Modernizing Food Safety
Two new rules have been proposed to put greater focus on preventing food contamination, rather than simply responding to disease outbreaks. Preventing foodborne illness in the age of global food supplies is challenging and requires both a sound basis in science and careful advance planning to safeguard foods from growth, harvesting and transportation, to preparation and serving. Each milestone in the process presents risks that need to be evaluated and prevented. Scientific standards will be needed to control contamination from agricultural water, biological soil amendments of animal origin, health and hygiene, animals in the growing areas, as well as equipment, tools and buildings.
The Time Has Come
How do food safety advocates view these proposed rules? According to Chris Waldrop, director of the Food Policy Institute at the Consumer Federation of America, “This is a really important step toward food safety standards that would prevent contamination whether it is produced in a food factory or being produced on a farm”.

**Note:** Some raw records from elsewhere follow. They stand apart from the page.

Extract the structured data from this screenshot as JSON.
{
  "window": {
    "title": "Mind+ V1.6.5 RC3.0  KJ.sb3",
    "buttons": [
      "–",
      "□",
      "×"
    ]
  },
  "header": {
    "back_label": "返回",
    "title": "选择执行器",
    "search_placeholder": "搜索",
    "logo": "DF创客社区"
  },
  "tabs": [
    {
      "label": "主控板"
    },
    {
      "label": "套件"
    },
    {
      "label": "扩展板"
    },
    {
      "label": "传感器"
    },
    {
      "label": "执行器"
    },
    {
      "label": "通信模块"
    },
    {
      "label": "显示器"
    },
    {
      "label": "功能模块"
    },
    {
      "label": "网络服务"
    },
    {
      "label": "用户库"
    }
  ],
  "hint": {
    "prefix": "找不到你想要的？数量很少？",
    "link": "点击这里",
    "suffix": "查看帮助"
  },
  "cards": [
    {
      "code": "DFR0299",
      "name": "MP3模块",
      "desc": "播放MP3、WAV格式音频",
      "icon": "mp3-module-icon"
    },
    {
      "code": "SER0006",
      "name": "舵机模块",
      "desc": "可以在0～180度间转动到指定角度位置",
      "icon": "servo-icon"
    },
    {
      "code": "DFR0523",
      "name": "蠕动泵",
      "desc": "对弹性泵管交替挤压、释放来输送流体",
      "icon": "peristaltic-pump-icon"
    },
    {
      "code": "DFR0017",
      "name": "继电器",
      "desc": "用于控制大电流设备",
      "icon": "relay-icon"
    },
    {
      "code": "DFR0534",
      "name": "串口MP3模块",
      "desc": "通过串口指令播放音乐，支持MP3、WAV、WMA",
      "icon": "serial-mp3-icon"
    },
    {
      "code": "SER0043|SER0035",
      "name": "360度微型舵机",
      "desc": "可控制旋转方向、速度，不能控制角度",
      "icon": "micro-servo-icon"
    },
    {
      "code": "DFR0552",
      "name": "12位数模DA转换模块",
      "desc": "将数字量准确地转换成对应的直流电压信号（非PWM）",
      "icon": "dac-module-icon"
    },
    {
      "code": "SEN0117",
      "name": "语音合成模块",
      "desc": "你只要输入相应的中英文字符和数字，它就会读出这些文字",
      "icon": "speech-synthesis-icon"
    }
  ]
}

These rules have been published for a 120-day public comment period (starting January 4, 2013). Follow their progress using the FDA free e-mail subscription service.
- Take a closer look at the top foodborne-illness generating microorganisms. (See the CDC website for these pathogens.) What do they have in common? How to they differ from each other?
- Investigate noroviruses: what are the symptoms of norovirus infection? How do noroviruses spread? How can we keep them out of our food supply?